If there's a slowly ticking time bomb in the architecture of the Web, I suspect the best candidate is URI references.
Uniform Resource Identifiers are plagued with a circular philosophy constrained only lightly with a standard syntax, but at least plain old URIs are really only identifiers, with no strong bonds between the structure of URIs and the resources they identify. This loose connection (sometimes valued as opacity) and the circularity have made it possible for URI supporters to brush away all kinds of objections to their scheme-based scheme for years, and URIs themselves seem safely inert.
URIs have given developers a lot of freedom to create flexible systems. One of the coolest features this permits is content negotiation. Because the resource is separated from any single representation, it's possible, for instance, to visit "http://example.com/" and get back a result in any format under the sun, depending on what your browser is configured to ask for.
Typically, people expect HTML, but it could also plausibly return SVG, SMIL, Flash, RDF, a JPEG, or whatever. MIME Media types are the largest part of this negotiation, but there are also possibilities for negotiation language, character set, and anything else you can describe easily in a header. This isn't arcane functionality supported only by a privileged few - it's built into pretty much every Web server out there now, and it's not that hard to configure. (The browser side is messier, but I can call that an interface problem.)
So where does my supposed "ticking time bomb" appear? It's not in the URI itself, but rather in a key set of features that extend URIs, most particularly in the fragment identifier portion of URI references. Section 4.1 of RFC 2396 states:
When a URI reference is used to perform a retrieval action on the identified resource, the optional fragment identifier, separated from the URI by a crosshatch ("#") character, consists of additional reference information to be interpreted by the user agent after the retrieval action has been successfully completed....
The semantics of a fragment identifier is a property of the data resulting from a retrieval action, regardless of the type of URI used in the reference. Therefore, the format and interpretation of fragment identifiers is dependent on the media type [RFC2046] of the retrieval result. The character restrictions described in Section 2 for URI also apply to the fragment in a URI-reference. Individual media types may define additional restrictions or structure within the fragment for specifying different types of "partial views" that can be identified within that media type.
A fragment identifier is only meaningful when a URI reference is intended for retrieval and the result of that retrieval is a document for which the identified fragment is consistently defined.
Unpacking all that produces a fairly simple processing model. Fragment identifiers are separate from the information sent to the server during retrieval. That retrieval uses the URI portion of the URI reference, and gets back a representation of the resource. Once it has this representation, it applies the fragment identifier to the representation and the application (hopefully) does something interesting with the fragment or fragments returned.
The problem with that process is the gap between the retrieval process and fragment identifier processing.

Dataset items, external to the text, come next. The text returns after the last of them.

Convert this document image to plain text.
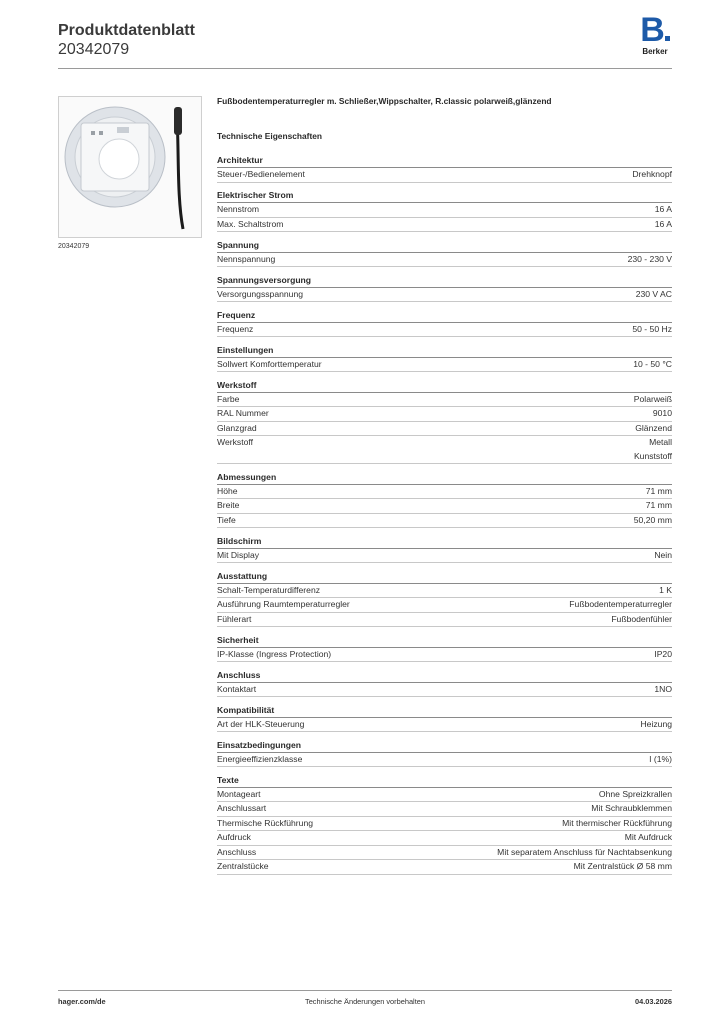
Produktdatenblatt
20342079
B
Berker
20342079
Fußbodentemperaturregler m. Schließer,Wippschalter, R.classic polarweiß,glänzend
Technische Eigenschaften
Architektur
Steuer-/Bedienelement	Drehknopf
Elektrischer Strom
Nennstrom	16 A
Max. Schaltstrom	16 A
Spannung
Nennspannung	230 - 230 V
Spannungsversorgung
Versorgungsspannung	230 V AC
Frequenz
Frequenz	50 - 50 Hz
Einstellungen
Sollwert Komforttemperatur	10 - 50 °C
Werkstoff
Farbe	Polarweiß
RAL Nummer	9010
Glanzgrad	Glänzend
Werkstoff	Metall
Kunststoff
Abmessungen
Höhe	71 mm
Breite	71 mm
Tiefe	50,20 mm
Bildschirm
Mit Display	Nein
Ausstattung
Schalt-Temperaturdifferenz	1 K
Ausführung Raumtemperaturregler	Fußbodentemperaturregler
Fühlerart	Fußbodenfühler
Sicherheit
IP-Klasse (Ingress Protection)	IP20
Anschluss
Kontaktart	1NO
Kompatibilität
Art der HLK-Steuerung	Heizung
Einsatzbedingungen
Energieeffizienzklasse	I (1%)
Texte
Montageart	Ohne Spreizkrallen
Anschlussart	Mit Schraubklemmen
Thermische Rückführung	Mit thermischer Rückführung
Aufdruck	Mit Aufdruck
Anschluss	Mit separatem Anschluss für Nachtabsenkung
Zentralstücke	Mit Zentralstück Ø 58 mm
hager.com/de	Technische Änderungen vorbehalten	04.03.2026
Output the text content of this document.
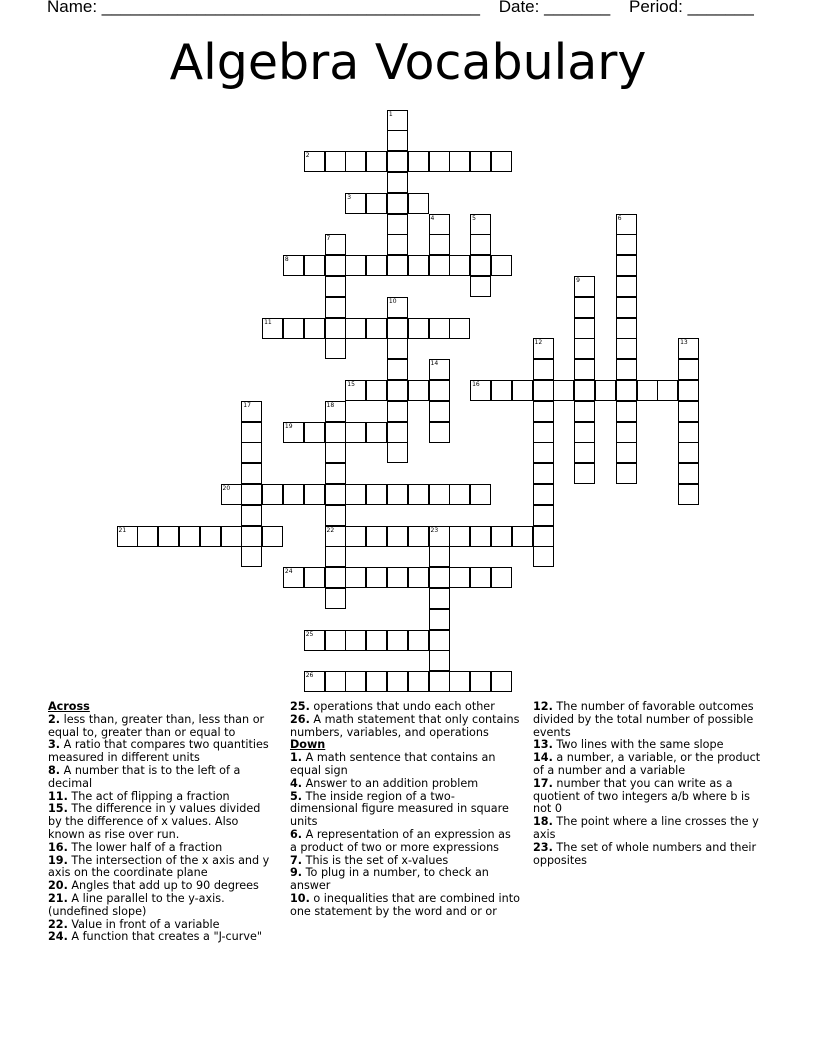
Name: ________________________________________ Date: _______ Period: _______
Algebra Vocabulary
1
2
3
4	5	6
7
8
9
10
11
12	13
14
15	16
17	18
22
19
20
21	23
24
25
26
Across
2. less than, greater than, less than or equal to, greater than or equal to
3. A ratio that compares two quantities measured in different units
8. A number that is to the left of a decimal
11. The act of flipping a fraction
15. The difference in y values divided by the difference of x values. Also known as rise over run.
16. The lower half of a fraction
19. The intersection of the x axis and y axis on the coordinate plane
20. Angles that add up to 90 degrees
21. A line parallel to the y-axis. (undefined slope)
22. Value in front of a variable
24. A function that creates a "J-curve"
25. operations that undo each other
26. A math statement that only contains numbers, variables, and operations
Down
1. A math sentence that contains an equal sign
4. Answer to an addition problem
5. The inside region of a two-dimensional figure measured in square units
6. A representation of an expression as a product of two or more expressions
7. This is the set of x-values
9. To plug in a number, to check an answer
10. o inequalities that are combined into one statement by the word and or or
12. The number of favorable outcomes divided by the total number of possible events
13. Two lines with the same slope
14. a number, a variable, or the product of a number and a variable
17. number that you can write as a quotient of two integers a/b where b is not 0
18. The point where a line crosses the y axis
23. The set of whole numbers and their opposites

The retrieval process is (very cool) subject to content negotiation, but there's no mechanism for fragment identifiers to communicate their expectations for that negotiation. As RFC 2396 makes explicit, "the format and interpretation of fragment identifiers is dependent on the media type of the retrieval result". If the media type returned from the URI is different from the media type the creator of the URI reference expected, then fragment identifier processing will quite likely fail.
Roy Fielding got me thinking about this with a post that pretty much blasted XPointer. Given that Fielding is one of the authors of RFC 2396, and is in fact starting up a revision process, his opinion clearly matters - but the processing model described above seems to have driven him into a fit of conservatism about the nature of fragment identifiers. In a follow-up message he writes:
However, URI and fragment identifiers are not media type specific, and in fact do not allow media type concerns to be interleaved with identification.
ID is a reasonable solution, but one that existed prior to XPointer.
Other ways of identifying content independent of media type include
search terms, paragraph text, and regular expressions.
I worry that this first paragraph is largely wrong given RFC 2396 and existing MIME Media Type registration practices (which explicitly define fragment identifiers for given media types), and because of that, fragment identifiers quite certainly do mix media type concerns with identification. (URIs quite clearly do not mix media types and identification.)
The second paragraph is perhaps the most important, however, as it suggests at least one route out of this problem. It's pretty much what we've done for HTML, for instance. Unfortunately, IDs are a fairly messy issue in XML (see this algorithm for figuring out what's an ID). While text and regular expressions are both great ideas (I'm working on Internet-Drafts for XPointer schemes which do those), they also don't work so well with things like SVG, where identifying a particular view of a drawing may be more important. Sorting out conservatism which produces consistent results with a more liberal approach that takes greater advantage of the diversity of media types will take a long while.
(I did post an Internet-Draft that supports different media types through fallthrough, but it's far from clear that it's a useful approach.)
There's a lot of work yet to be done here. My current conclusion is that URI references should be considered abbreviations, and that developers who want more control than the current framework for processing URI references can provide should start thinking hard about these problems. The XPointer Framework, which will probably be the flashpoint for discussions in this area to come, has a lot of useful ideas in it. We need to sort out whether URI reference fragment identifiers are the right home for all of those ideas, and how best to integrate those ideas with the Web.